RWTec-DeTox: Development of a Modular Plant Concept for the Decontamination of Art and Cultural Assets
The treatment of art and cultural property in the past with wood preservatives (HSM) containing biocides such as DDT, lindane and pentachlorophenol (PCP) is now causing major problems for owners, monument conservators and restorers in dealing with these contaminated objects. The technologies used in practice to date for decontaminating these biocides or HSMs are far from mature, especially with regard to the degree of minimisation that can be achieved.
Therefore, new methods for the detoxification of biocide-contaminated works of art are to be researched and developed in a research project initiated by the Leipzig University of Applied Sciences (HTWK) in conjunction with the Helmholtz Centre for Environmental Research (UFZ) Leipzig (Head: Dr. habil. Ulf Roland), which is funded by the Federal Ministry of Economics and Climate Protection (BMWK) under the name RWTec-Detox.
The project is divided into six sub-projects, which are being worked on in cooperation with partners from the university sector, research institutes and industry. One of these sub-projects aims to develop extraction processes to reduce the biocide load on cultural artefacts made of wood and is being worked on independently by the Conservation and Restoration - Wood course at the Potsdam University of Applied Sciences.
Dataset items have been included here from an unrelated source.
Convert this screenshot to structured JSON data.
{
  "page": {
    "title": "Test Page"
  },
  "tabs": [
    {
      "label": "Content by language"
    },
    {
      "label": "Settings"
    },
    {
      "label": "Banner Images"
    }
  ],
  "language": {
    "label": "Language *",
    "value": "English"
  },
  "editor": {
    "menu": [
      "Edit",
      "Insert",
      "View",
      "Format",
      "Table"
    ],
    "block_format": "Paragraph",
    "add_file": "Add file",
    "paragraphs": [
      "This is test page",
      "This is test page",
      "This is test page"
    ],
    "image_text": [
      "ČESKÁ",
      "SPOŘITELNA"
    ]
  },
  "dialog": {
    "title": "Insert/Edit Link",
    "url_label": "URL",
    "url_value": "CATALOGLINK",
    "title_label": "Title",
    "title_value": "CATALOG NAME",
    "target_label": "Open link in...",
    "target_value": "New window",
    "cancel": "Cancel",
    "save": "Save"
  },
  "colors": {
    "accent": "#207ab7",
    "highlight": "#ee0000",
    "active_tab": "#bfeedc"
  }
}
The focus is on the development of simple procedures for both deep and surface decontamination. The Bavarian State Office for the Preservation of Monuments (BLfD) in Munich, Department AV, could be won for cooperation in the investigations on surface decontamination, because they already have extensive relevant experience.
The individual test series concentrate on the determination of suitable solvents which, on the one hand, have a high dissolving capacity for the biocides mentioned and, on the other hand, leave the originality of the objects largely unaffected. Other important aspects for the selection of solvents are their industrial availability and their at least partially possible production from renewable raw materials. Based on the current status, it appears that certain fuel additives largely fulfil the above-mentioned requirements and offer starting points for the development of a practically relevant detoxification technology.